La solidarité reste une valeur de référence malgré tous les dénis et toutes les manipulations. Elle s’affirme dans les mobilisations comme celle de RESF ; elle est réaffirmée dans toutes les enquêtes et les prises de position chaque fois que les grands moyens de communication ne choisissent pas de minorer ces mobilisations au profit des égoïsmes sectaires.

La solidarité internationale est particulièrement absente de la campagne des « grands candidats ». Elle est loin de l’être de la préoccupation des citoyens comme le montre le succès de la campagne « Urgence planétaire, votons pour une France solidaire » à laquelle participe activement Attac.

Il en est de même sur la politique que la France doit mettre en œuvre au niveau de l’Europe. Les dix conditions des quinze Attac d’Europe a mis l’accent sur l’urgence de ces débats. Pour Attac, la dimension internationale et mondiale est déterminante, non pour expliquer la fatalité des évolutions, au contraire, pour montrer qu’il est indispensable d’agir aussi à ce niveau pour gagner des marges de manœuvre. Et aussi que c’est au niveau local et au niveau national, que l’on peut agir sur cette mondialisation que nous contestons dans sa nature. Les propositions d’Attac sur ces points, sur la redistribution des richesses à l’échelle mondiale, la taxation internationale, notamment, des transactions financières, l’annulation de la dette du Tiers Monde, la suppression des paradis fiscaux, la remise en cause des institutions financières internationales et de l’OMC, trouvent là toutes leur pertinence.

Les enjeux électoraux

Les échéances électorales des trois prochaines années vont recomposer le paysage politique français. Elections présidentielles et législatives en 2007, élections municipales en 2008, élections européennes en 2009.
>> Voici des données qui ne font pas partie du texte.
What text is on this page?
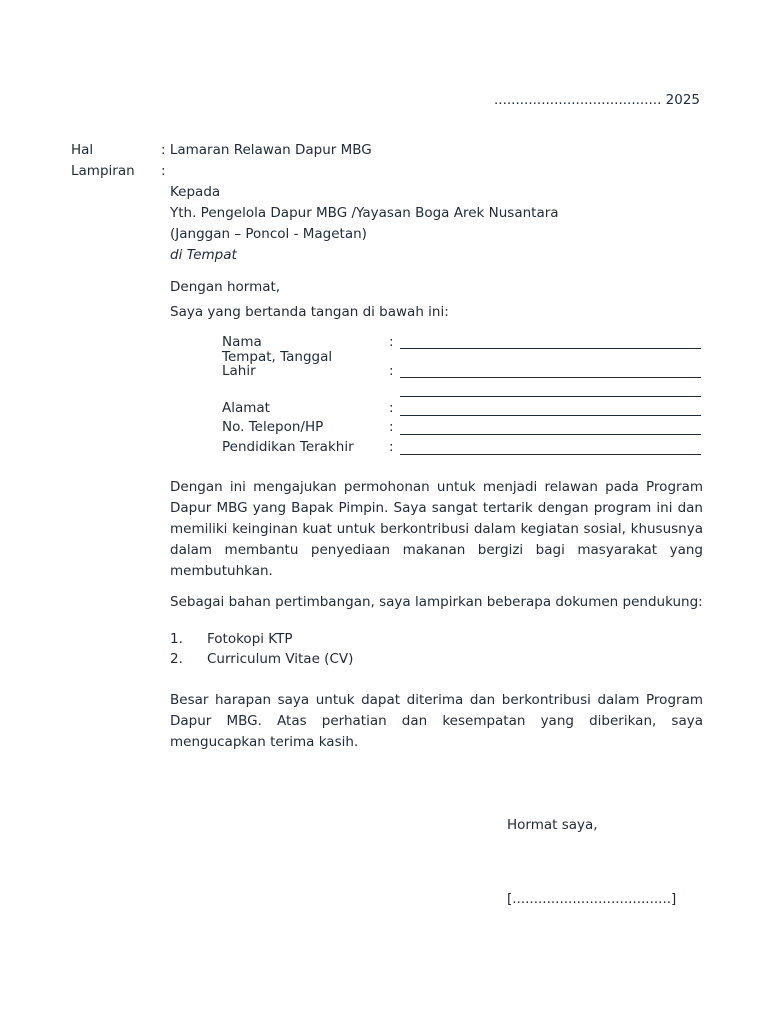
....................................... 2025
Hal	: Lamaran Relawan Dapur MBG
Lampiran :
Kepada
Yth. Pengelola Dapur MBG /Yayasan Boga Arek Nusantara
(Janggan – Poncol - Magetan)
di Tempat
Dengan hormat,
Saya yang bertanda tangan di bawah ini:
Nama	:
Tempat, Tanggal
Lahir	:
Alamat	:
No. Telepon/HP	:
Pendidikan Terakhir	:
Dengan ini mengajukan permohonan untuk menjadi relawan pada Program Dapur MBG yang Bapak Pimpin. Saya sangat tertarik dengan program ini dan memiliki keinginan kuat untuk berkontribusi dalam kegiatan sosial, khususnya dalam membantu penyediaan makanan bergizi bagi masyarakat yang membutuhkan.
Sebagai bahan pertimbangan, saya lampirkan beberapa dokumen pendukung:
1. Fotokopi KTP
2. Curriculum Vitae (CV)
Besar harapan saya untuk dapat diterima dan berkontribusi dalam Program Dapur MBG. Atas perhatian dan kesempatan yang diberikan, saya mengucapkan terima kasih.
Hormat saya,
[.....................................]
Les inquiétudes sont grandes pour les présidentielles et les législatives qui suivront ; on peut aisément le comprendre. Le risque de voir la droite-extrême s’installer pour un moment est réel. D’autant que le traumatisme des élections de 2002, avec l’arrivée du Front National au deuxième tour, est réel. La culture électorale française est construite sur un comportement très ancien : au premier tous on choisi, au deuxième on élimine. Vouloir éliminer dès le premier tour en recherchant avant tout un vote utile conduit au désarroi et à la multiplication des combinaisons hasardeuses. C’est pourquoi, à une semaine du premier tour, il y avait encore plus de 40% des électeurs indécis alors que le débat électoral a rarement été aussi suivi et intense.

Il nous faut dans cette conjoncture concilier deux impératifs qui ont des aspects contradictoires. Dans l’immédiat, construire un front contre la droite-extrême et lutter pied à pied contre son emprise sur notre société.

A moyen terme, préparer dès maintenant l’avenir, ouvrir une perspective alternative, et des alliances, sans lesquelles la victoire de la droite-extrême finira par l’emporter.

A long terme, mener l’offensive dans la bataille des idées, pour l’égalité, la justice, les libertés, les solidarités, pour annihiler le poison que l’extrême droite a réussi à distiller dans nos sociétés. Les trois années à venir seront déterminantes dans cette bataille.